Blood flow alteration at the level of retrofoveal choroidal circulation contributes to the process of neovascularization characteristic of AMD. The fact that patients with high risk of neovascularization present the most severe decrease of choroidal blood flow underline the role of choroidal ischemia in the development of neovessels in the evolution of AMD.[120] Pathophysiological mechanisms for the development of subretinal neovascular tissue implicate release of neovascular mediators, potentially related to metabolic changes at the level of the external layers of the retina secondary to the decrease of choroidal blood flow.
Anatomical alterations linked to AMD (thickening of Bruch’s membrane, drusen formation) increase diffusion distance between choriocapillaries and photoreceptors internal segments. These anatomical alterations associated to the reduction of choroidal blood flow should enhance tissue hypoxia at the area of the photoreceptors inner segments, essential stimulus of vasoproliferative factors which are upregulated by hypoxia.[123, 124]
Neovascularization in the eye is also considered to result from an imbalance between stimulatory and inhibitory angiogenic factors.[123-125] Vascular endothelial growth factor (VEGF) is a likely candidate for the angiogenic stimulus for CNV as VEGF is produced also by RPE [126] and so it has provided a therapeutic target for CNV [127, 128]
The balance between VEGF and pigment epithelial growth factor (PEDF) in aging and AMD had been suggested that could shift the angiogenic potential in retina.[125, 129] PEDF was purified from the conditioned media of human retinal pigment epithelial cells and was found to be a potent inhibitor of angiogenesis [130]
and a neurotrophic factor. [131] PEDF administered intravitreally inhibits aberrant blood vessel growth in VEGF-induced neovascularisation.[132]

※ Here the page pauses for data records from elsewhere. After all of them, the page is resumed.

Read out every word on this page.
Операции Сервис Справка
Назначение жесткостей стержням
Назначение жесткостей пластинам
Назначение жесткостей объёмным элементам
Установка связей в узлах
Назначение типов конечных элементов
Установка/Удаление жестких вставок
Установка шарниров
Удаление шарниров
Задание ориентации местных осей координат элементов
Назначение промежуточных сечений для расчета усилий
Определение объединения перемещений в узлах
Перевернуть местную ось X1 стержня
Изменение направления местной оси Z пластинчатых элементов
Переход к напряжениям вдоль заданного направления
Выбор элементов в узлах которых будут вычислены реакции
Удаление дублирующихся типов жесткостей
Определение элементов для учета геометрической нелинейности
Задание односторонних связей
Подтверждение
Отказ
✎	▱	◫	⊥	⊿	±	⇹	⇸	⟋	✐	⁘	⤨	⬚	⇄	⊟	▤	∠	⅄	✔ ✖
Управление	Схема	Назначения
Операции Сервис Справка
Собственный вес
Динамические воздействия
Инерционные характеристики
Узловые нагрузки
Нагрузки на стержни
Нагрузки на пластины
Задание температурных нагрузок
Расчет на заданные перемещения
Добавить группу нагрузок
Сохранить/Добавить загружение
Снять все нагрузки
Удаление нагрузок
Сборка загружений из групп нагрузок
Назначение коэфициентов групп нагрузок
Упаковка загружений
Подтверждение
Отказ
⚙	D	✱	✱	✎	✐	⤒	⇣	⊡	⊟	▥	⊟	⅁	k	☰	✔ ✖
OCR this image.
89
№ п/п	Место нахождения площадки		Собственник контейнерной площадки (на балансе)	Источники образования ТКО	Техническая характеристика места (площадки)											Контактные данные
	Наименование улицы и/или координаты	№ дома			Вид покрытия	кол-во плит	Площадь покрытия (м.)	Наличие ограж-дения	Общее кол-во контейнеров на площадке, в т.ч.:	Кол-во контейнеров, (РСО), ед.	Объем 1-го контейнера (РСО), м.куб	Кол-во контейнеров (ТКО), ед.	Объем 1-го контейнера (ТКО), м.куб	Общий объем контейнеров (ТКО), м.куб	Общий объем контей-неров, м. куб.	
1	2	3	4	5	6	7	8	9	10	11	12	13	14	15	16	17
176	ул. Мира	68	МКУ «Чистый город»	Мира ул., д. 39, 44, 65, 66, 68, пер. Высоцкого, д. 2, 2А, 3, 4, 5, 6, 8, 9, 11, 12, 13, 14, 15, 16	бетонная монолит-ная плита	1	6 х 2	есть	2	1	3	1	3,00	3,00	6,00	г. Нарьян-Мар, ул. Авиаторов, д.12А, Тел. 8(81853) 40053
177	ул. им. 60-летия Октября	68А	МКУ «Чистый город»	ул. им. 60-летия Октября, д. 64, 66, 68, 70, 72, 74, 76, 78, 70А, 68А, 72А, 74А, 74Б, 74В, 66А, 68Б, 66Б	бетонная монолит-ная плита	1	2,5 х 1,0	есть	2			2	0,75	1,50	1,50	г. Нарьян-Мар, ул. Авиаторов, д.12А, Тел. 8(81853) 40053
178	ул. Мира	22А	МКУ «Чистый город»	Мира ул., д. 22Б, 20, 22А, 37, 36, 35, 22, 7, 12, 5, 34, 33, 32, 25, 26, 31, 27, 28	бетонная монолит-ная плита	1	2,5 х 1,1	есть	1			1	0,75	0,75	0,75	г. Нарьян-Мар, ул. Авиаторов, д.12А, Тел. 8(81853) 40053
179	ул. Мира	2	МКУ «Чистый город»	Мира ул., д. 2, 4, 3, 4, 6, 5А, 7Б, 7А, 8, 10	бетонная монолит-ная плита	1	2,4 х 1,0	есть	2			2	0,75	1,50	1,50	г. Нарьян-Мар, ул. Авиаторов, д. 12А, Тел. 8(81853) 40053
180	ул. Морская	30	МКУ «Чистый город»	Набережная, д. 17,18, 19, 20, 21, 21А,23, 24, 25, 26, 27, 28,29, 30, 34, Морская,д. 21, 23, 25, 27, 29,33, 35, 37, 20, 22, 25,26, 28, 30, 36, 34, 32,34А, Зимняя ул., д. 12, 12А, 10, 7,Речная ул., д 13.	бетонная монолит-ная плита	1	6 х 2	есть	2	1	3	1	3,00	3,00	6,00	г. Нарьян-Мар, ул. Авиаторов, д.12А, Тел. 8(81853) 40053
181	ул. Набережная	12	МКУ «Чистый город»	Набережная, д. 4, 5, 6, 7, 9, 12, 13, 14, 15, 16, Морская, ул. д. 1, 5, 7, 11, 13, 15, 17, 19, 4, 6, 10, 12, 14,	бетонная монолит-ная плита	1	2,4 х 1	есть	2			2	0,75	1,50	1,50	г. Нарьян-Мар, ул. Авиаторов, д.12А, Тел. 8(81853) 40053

In eyes with AMD, PEDF levels were found significantly reduced in RPE cells, Bruch's membrane and choroidal stroma in contrast to VEGF immunoreactivity which was not significantly reduced in the RPE/Bruch's membrane/CC complex.[133]
Several of the anti-angiogenic agents as endostatin, which is the proteolytically cleaved carboxyl terminus globular domain of collagen XVIII (coll XVIII) [134] or thrombospondin-1 (TSP-1), produced by RPE in culture [135, 136]
detected in vitreous and aqueous humor,[137] are potentially involved in AMD.
Endostatin inhibits endothelial cell proliferation and migration in vitro and potently inhibits angiogenesis in vivo,[138] inhibiting the mitogen-activated protein kinase (MAPK) activation in endothelial cells.[134] Endostatin is significantly reduced in CC, Bruch’s membrane, and RPE basal lamina in AMD compared with aged control choroids. [139] TSP-1 in Bruch's membrane declines with age and it is almost absent in AMD, being significantly reduced in Bruch’s membrane, CC, and walls of large choroidal blood vessels.[140] The decline in the endogenous anti-angiogenic substances potentially favours the development of CNV.
The contribution of the vascular disturbances in the pathogenesis of AMD is actually established. However their precise role is not determined yet; associated to multiple factors affecting the metabolism of the RPE and/or genetic factors, lead to the appearance of the various phenotypes of AMD.